Everyone, who has been teaching for many years now, knows how learning has changed, since we started. We are now requested to be entertaining, dynamic, technological and on this purpose we are continuously overwhelmed by new educational theories in a sort of didactic frenzy. Another thing I keep observing every year is that school books have become way less extensive than they used to be with a great deals of patterns, photos and alluring covers. When I was a high school student, schoolbooks were made of words only, dull and the very few pictures were usually/unfortunately placed at the very end of the book, so when we had a daily assignment of twenty pages, twenty meant twenty, no discount.
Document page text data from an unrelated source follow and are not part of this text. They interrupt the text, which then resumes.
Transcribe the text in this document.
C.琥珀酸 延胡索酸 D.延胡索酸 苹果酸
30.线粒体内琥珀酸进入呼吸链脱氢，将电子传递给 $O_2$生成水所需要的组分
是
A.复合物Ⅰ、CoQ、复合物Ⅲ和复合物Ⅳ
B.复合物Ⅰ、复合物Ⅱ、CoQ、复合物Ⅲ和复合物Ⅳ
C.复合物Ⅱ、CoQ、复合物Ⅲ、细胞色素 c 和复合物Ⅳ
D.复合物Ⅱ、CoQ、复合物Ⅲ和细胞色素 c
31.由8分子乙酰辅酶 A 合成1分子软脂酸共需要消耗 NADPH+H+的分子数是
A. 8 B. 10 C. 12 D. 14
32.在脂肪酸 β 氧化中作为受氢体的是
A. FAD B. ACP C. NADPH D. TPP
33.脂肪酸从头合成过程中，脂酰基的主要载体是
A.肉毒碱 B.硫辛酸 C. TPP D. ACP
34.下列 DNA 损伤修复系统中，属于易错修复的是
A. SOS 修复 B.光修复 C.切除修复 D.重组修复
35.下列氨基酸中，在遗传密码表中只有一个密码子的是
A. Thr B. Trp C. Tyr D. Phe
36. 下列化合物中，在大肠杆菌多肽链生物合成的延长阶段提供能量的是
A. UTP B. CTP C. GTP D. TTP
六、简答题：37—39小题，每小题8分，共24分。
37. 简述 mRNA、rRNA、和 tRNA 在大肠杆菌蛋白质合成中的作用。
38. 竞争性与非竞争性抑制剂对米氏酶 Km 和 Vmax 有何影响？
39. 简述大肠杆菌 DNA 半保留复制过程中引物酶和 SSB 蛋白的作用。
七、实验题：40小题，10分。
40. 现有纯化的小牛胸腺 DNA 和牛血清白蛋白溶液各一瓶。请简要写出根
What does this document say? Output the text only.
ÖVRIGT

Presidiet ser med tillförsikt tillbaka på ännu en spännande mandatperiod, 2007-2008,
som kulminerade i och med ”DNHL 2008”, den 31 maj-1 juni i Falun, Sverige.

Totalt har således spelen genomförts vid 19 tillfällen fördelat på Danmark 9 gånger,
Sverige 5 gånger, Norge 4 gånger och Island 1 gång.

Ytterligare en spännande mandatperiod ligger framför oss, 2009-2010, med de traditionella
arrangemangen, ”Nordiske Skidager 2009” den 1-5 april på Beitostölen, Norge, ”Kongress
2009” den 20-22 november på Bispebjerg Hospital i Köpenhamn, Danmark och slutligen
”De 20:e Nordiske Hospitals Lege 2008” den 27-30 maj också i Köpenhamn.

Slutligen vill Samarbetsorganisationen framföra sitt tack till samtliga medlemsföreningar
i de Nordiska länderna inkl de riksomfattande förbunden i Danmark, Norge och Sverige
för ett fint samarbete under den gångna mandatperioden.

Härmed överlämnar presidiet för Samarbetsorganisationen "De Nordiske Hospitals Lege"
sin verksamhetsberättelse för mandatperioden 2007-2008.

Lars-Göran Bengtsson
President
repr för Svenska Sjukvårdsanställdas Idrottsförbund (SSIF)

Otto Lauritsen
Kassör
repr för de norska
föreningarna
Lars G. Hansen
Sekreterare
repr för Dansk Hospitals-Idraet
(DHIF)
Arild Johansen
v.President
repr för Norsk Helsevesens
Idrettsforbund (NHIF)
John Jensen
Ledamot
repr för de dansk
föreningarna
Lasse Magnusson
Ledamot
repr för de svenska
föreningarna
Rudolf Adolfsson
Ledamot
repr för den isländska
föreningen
Books nowadays are 50% made of pictures. Learning must have a visual and quick impact to catch the students’ interest, who actually strain in being focused for more than 20 minutes. One of the most recent learning theories is to segment the lesson in 3, 4 different moments in order to keep their attention constantly alive. But, is this what we have become ? Comedians who seek for the audience’s clapping by means of a good laugh or the wonder of a magic trick? As, there is another thing I noticed. There has been a growing lexical gap between me and them in time, and I don’t mean in English, but in our language: Italian. Not long ago, I remember translating the word “bedside” into “capezzale” and they looked at me as if I had all of a sudden started to speak German. We are talking about 18 year old teenagers who have never come across a simple word like that and which they understood only translating it literally from the English: bed= letto, side = lato, “ al lato del letto”= “capezzale”. They are of age and can vote. What has become clear to me is that the outcome all our endeavors in order to keep them away from the “boredom-land” of activities like reading, writing etc. has only brought to a dramatic impoverishment of their language eventually.
Several studies have demonstrated that the outcome of the decrease in lexical knowledge and the impoverishment of the language consists not only in the reduction of the vocabulary used, but also in the linguistic subtleties that allow to elaborate and formulate a complex thought. The gradual disappearance of tenses, for example, gives rise to a thought almost always in the present, limited to the moment: incapable of projections in time. How is it possible to capture a temporality, a succession of elements in time, whether past or future, and their relative duration, without a language that distinguishes between what could have been, what has been, what is, what could be, and what will be after what might have happened, actually happened?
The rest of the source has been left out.